Was there any inspiration from other constitutions?

  • Our constitution makers they were also inspired by the both the French and American Constitution. In both the American and French constitutional schemes, the supreme command of the armed forces vests in the president, but they are executive presidencies.
  • In case of the People’s Republic of China, an interesting institution dating back to 1925 called the Central Military Commission was created. After China assumed its present avatar, the general secretary of the Chinese Communist Party has been invariably triple-hatted whereby he is also the president of the republic and chairperson of the Central Military Commission.
  • Interestingly, in Pakistan, Article 243-1A, as amended by the Constitution Eighteenth Amendment Act 2010, states: “Without prejudice to the generality of the foregoing provisions, the Supreme Command of the Armed Forces shall vest in the President” However, that has not stopped Pakistan from being convulsed by a series of coup d’etats going back to 1958.

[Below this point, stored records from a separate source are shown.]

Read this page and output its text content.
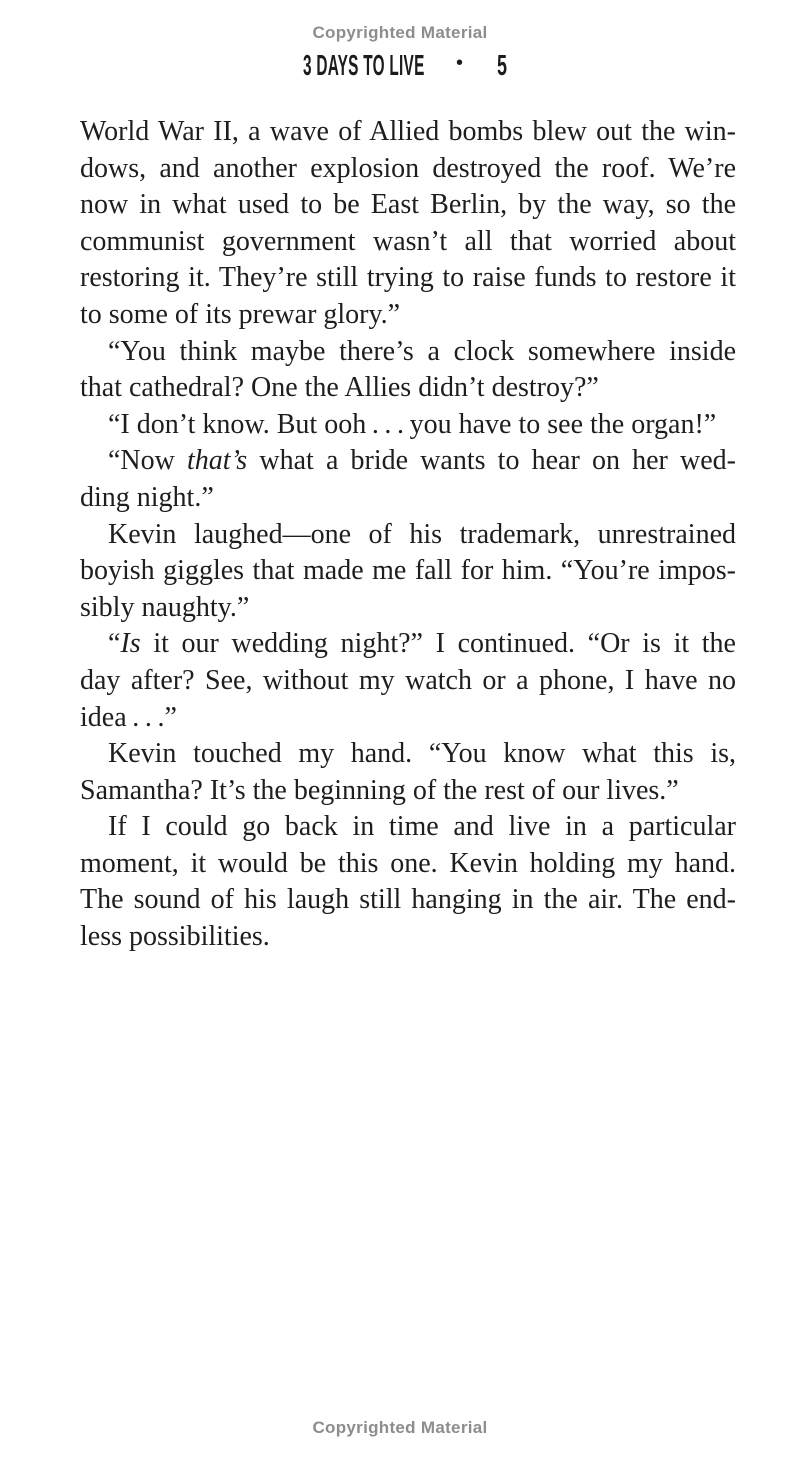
Copyrighted Material
3 DAYS TO LIVE • 5
World War II, a wave of Allied bombs blew out the win-
dows, and another explosion destroyed the roof. We’re
now in what used to be East Berlin, by the way, so the
communist government wasn’t all that worried about
restoring it. They’re still trying to raise funds to restore it
to some of its prewar glory.”
“You think maybe there’s a clock somewhere inside
that cathedral? One the Allies didn’t destroy?”
“I don’t know. But ooh . . . you have to see the organ!”
“Now that’s what a bride wants to hear on her wed-
ding night.”
Kevin laughed—one of his trademark, unrestrained
boyish giggles that made me fall for him. “You’re impos-
sibly naughty.”
“Is it our wedding night?” I continued. “Or is it the
day after? See, without my watch or a phone, I have no
idea . . .”
Kevin touched my hand. “You know what this is,
Samantha? It’s the beginning of the rest of our lives.”
If I could go back in time and live in a particular
moment, it would be this one. Kevin holding my hand.
The sound of his laugh still hanging in the air. The end-
less possibilities.
Copyrighted Material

It is, therefore, quite evident that rather than any deliberate plan or design to impose civilian control over the armed forces, as conventional wisdom or subsequent mythmaking make it out to be, the President of India ended up becoming the Supreme Commander of the Indian Armed Forces for the simple reason that the members of the Constituent Assembly decided to follow British precedent.


SourceThe Indian Express


QUESTION – Why did the constitution makers of India vested the powers of armed forces into the President of India by making him their Supreme Commander? Comment.